I shook my head. ‘There’s not enough sense in anything you’ve said to fill a hollow tooth. With all your milkmaid’s calculations, you didn’t need my help to make a fool of yourself. Thanks for a memorable evening.’ As I left her room she started to curse me with the sort of eloquence you expect only from a man who has just hammered his thumb.

I drove home feeling like a ventriloquist’s mouth ulcer. I was sore at the way things had turned out. It’s not every day that one of Germany’s great film stars takes you to bed and then throws you out on your ear. I’d like to have had more time to grow familiar with her famous body. I was a man who had won the big prize at the fair, only to be told there had been a mistake. All the same, I said to myself, I ought to have expected something like that. Nothing resembles a street snapper so much as a rich woman.

Once inside my apartment I poured myself a drink and then boiled some water for a bath. After that, I put on the dressing-gown I’d bought in Wertheim’s and started to feel good again. The place was stuffy, so I opened a few windows. Then I tried reading for a while. I must have fallen asleep, because a couple of hours had passed by the time I heard the knock at the door.

‘Who is it?’ I said, going into the hall.

‘Open up. Police,’ said a voice.

‘What do you want?’

‘To ask you some questions about Lise Rudel,’ he said. ‘She was found dead at her apartment an hour ago. Murdered.’ I snatched the door open and found the barrel of a Parabellum poking me in the stomach.

‘Back inside,’ said the man with the pistol. I retreated, raising my hands instinctively.

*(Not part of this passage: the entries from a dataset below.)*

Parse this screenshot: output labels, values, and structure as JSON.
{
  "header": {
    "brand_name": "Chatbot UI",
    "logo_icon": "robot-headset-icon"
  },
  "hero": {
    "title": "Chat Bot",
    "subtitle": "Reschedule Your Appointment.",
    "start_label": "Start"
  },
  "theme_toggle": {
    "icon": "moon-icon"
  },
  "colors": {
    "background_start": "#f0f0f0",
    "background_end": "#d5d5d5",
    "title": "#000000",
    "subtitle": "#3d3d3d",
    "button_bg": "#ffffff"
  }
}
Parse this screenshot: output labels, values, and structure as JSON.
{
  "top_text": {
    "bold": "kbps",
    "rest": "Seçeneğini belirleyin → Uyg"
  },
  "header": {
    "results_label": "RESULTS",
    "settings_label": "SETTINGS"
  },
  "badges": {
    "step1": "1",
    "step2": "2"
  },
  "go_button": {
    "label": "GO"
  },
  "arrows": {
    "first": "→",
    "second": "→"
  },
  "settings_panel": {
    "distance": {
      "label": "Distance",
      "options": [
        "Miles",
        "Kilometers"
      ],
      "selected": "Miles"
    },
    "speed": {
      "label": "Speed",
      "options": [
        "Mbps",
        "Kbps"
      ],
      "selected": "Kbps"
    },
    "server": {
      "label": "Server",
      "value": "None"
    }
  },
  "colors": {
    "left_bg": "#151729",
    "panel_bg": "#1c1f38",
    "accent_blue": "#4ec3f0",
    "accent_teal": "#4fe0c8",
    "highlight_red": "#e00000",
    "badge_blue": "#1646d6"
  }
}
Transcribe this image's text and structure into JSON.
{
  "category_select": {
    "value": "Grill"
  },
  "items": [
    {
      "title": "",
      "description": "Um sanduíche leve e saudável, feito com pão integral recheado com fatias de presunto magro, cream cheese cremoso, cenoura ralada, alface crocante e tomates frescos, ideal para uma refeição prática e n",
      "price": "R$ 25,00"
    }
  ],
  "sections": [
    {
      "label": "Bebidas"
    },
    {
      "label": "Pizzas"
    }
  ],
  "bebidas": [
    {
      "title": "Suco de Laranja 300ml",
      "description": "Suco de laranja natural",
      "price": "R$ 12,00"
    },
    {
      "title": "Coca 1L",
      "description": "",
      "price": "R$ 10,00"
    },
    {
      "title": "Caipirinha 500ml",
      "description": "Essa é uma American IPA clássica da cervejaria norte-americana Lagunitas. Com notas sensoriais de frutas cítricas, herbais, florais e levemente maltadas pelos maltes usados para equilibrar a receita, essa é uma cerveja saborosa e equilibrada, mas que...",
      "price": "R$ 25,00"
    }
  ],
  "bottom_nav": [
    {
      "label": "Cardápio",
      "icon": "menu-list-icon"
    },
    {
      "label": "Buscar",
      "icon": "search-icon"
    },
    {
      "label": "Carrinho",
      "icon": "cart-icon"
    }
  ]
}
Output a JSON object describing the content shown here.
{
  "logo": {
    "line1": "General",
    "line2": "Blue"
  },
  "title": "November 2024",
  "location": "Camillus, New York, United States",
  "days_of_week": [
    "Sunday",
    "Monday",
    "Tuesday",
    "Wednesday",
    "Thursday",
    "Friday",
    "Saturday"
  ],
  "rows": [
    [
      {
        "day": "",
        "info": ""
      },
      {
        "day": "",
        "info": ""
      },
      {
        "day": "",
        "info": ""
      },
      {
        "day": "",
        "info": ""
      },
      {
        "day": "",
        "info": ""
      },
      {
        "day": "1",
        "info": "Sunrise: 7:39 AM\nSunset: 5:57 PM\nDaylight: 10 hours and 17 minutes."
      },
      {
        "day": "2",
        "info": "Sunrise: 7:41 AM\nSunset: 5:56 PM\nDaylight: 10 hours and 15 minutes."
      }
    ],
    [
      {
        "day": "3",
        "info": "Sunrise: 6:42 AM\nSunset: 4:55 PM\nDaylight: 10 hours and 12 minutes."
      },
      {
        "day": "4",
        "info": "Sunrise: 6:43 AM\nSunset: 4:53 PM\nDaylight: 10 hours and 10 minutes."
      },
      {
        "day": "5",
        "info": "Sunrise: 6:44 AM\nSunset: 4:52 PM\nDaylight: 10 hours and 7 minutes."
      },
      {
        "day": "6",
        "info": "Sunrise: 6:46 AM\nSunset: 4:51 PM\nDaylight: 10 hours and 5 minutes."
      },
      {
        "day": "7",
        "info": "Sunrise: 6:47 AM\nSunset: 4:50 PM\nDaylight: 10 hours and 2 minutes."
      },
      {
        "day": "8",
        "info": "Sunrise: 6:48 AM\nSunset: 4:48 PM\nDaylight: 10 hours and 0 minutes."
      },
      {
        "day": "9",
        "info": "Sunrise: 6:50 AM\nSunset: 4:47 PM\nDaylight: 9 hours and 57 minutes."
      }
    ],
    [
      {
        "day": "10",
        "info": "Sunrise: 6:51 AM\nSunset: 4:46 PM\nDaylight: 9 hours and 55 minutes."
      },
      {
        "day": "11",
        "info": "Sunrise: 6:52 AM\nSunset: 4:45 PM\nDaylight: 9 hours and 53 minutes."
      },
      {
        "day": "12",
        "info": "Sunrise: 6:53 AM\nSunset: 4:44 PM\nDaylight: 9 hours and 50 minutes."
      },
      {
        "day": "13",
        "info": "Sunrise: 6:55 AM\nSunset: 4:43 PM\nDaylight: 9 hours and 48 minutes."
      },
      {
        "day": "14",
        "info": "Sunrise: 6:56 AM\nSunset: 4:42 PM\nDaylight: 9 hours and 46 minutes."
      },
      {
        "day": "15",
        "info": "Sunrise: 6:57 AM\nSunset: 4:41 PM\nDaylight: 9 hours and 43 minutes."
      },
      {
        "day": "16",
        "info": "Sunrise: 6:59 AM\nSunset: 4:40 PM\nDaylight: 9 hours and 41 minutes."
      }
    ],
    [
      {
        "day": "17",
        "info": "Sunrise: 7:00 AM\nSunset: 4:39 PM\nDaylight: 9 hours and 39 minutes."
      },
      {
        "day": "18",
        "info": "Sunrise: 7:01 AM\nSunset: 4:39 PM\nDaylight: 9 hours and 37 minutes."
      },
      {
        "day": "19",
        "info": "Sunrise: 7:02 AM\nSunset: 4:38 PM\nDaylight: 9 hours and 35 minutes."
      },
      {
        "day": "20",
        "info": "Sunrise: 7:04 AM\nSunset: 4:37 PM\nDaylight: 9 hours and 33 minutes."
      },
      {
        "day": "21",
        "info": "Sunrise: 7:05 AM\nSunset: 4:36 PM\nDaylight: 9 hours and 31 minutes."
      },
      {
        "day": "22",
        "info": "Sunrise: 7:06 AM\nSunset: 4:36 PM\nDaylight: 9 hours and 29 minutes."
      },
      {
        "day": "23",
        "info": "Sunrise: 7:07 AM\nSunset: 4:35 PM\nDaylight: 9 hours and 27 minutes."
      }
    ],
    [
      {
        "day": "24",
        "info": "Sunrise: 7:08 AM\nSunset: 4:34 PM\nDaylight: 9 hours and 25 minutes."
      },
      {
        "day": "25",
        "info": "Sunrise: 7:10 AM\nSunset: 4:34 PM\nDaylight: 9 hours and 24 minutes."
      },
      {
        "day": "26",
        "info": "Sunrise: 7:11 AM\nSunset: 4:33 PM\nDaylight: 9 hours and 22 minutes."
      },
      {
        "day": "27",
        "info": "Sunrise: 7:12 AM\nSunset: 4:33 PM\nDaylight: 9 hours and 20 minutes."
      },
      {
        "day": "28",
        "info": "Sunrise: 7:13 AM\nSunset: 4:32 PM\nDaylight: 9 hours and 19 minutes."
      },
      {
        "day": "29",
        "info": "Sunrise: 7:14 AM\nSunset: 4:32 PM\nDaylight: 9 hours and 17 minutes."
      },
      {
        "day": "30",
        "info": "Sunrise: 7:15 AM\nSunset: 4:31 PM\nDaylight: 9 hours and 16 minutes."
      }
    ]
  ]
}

He wore a Bavarian-cut sports coat of light-blue linen, and a canary-yellow tie. There was a scar on his pale young face, but it was neat and clean-looking, and probably self-inflicted with a razor in the hope that it might be mistaken for a student’s duelling scar. Accompanied by a strong smell of beer, he advanced into my hallway, closing the door behind him.

‘Anything you say, sonny,’ I said, relieved to see that he looked less than comfortable with the Parabellum. ‘You had me fooled there with that story about Fräulein Rudel. I shouldn’t have fallen for it.’

‘You bastard,’ he snarled.

‘Mind if I put my hands down? Only my circulation isn’t what it used to be.’ I dropped my hands to my sides. ‘What’s this all about?’

‘Don’t deny it.’

‘Deny what?’

‘That you raped her.’ He adjusted his grip on the gun, and swallowed nervously, his Adam’s apple tossing around like a honeymoon couple under a thin pink sheet. ‘She told me what you did to her. So you needn’t try and deny it.’